The reason we go to narrative games is because they are games, not because of the narrative, and the game to this one is fascinating. You navigate through the clips—and so, through the story—by clicking on an object on the screen: an actor, a painting, a fruit, a light; there's a shocking amount of variety on what you can click on to move forward. You are then sent to a different clip through a match-cut. You click on a candle in one scene and then are sent to a candle in a different scene; there's a digital zoom out from the candle in the new scene, and then the clip continues to play from there. You learn eventually that you should rewind to the beginning of the clip to see the whole thing. Your navigation through the clips is semi-random, meaning that you will bounce around until you're sent to specific clips at certain times to further the main story. The journey through the story is unique for each play through; it's a radical version of post-modern, non-linear story-telling, like if the different stories in Pulp Fiction were twice as long and played on shuffle. The narrative peels open this way, and that itself is fascinating alone.

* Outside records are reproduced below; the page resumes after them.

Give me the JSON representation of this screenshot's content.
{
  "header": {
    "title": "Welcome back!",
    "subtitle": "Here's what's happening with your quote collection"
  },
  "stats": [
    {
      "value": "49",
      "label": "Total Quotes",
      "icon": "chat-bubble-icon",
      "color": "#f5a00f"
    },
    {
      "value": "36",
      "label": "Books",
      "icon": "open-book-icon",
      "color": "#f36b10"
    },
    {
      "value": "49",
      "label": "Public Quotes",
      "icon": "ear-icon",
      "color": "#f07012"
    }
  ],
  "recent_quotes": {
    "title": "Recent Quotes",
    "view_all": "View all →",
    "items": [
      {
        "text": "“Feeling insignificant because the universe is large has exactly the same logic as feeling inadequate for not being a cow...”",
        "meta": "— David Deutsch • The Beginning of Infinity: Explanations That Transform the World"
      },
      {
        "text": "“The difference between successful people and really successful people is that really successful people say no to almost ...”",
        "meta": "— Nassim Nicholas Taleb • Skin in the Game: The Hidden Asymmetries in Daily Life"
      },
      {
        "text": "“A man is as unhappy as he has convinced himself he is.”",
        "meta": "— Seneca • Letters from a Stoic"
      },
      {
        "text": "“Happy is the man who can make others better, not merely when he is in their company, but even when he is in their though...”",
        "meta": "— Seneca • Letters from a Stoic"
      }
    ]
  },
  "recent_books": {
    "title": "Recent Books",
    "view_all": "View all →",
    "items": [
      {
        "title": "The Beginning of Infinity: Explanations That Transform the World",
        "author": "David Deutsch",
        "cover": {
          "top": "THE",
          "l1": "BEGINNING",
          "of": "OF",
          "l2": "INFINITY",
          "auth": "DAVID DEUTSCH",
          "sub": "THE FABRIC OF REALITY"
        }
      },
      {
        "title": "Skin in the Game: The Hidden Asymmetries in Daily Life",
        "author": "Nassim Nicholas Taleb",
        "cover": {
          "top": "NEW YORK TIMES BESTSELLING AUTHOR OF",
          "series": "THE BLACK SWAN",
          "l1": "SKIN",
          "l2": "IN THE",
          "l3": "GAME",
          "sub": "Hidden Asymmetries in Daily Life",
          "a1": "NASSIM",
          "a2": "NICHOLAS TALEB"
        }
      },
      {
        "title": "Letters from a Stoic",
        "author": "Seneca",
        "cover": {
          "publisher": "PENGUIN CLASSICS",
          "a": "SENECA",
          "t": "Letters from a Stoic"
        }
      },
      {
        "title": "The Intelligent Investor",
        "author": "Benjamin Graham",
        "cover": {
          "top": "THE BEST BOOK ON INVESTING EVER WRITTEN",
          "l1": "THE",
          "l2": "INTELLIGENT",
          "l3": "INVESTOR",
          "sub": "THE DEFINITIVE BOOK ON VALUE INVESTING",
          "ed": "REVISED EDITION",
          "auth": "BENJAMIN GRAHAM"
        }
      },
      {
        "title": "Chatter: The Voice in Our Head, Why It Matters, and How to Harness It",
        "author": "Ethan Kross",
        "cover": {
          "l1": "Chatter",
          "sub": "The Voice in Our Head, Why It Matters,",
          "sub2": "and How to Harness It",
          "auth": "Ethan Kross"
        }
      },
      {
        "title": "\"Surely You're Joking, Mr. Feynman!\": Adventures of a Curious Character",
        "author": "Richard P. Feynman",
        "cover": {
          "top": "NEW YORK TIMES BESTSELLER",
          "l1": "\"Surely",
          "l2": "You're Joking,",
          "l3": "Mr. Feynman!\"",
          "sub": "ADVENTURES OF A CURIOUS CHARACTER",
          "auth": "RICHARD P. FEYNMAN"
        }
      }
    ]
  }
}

It isn't just that you jump to a scene watch it, pick something, and then watch another scene either. You can't really put the controller down and look at your phone; you're forced to pay attention to the narrative. In the age of streaming, this is an interesting innovation in itself (and maybe streaming shows would be better if the creators knew for certain you would pay total attention to them). You can't put down the controller because there are secret clips. Your controller vibrates, there's usually a distinctive eerie audio cue, and you have to manually rewind at the correct speed to push the secret scene open. If you miss the cue (or, like me, wonder "what the hell was that" when it happens the first couple times) the scenes with secret scenes in them will have a glowing background on the clip view. The speed you have to rewind is different usually; sometimes you have to turn your stick slowly, sometimes it helps to fast rewind. There isn't a lot of feedback for this action though, and for some scenes I had a lot of trouble getting them to play. This difficulty didn't seem contingent on the content of the scene either; it wasn't necessarily that the scenes that were harder to open had more rewarding story or character information. I could have used some stronger feedback, but that's the only major criticism I had to the game-play.

As to the story itself and the various films, I was never super into it. Like I said before, it invites comparisons it can't handle, and the production of everything is way too clean, so it comes off ahistorical looking, something that won't really bother you if you're not like me. There's a layer of theatrical unreality that doesn't work in its favor; the movie scenes don't feel like scenes shot for a movie, but scenes shot for a fake movie video game. But it's fun and can be interesting; the novelty was enough to drive me forward with this one. I was left pretty interested in checking out Barlow's other games.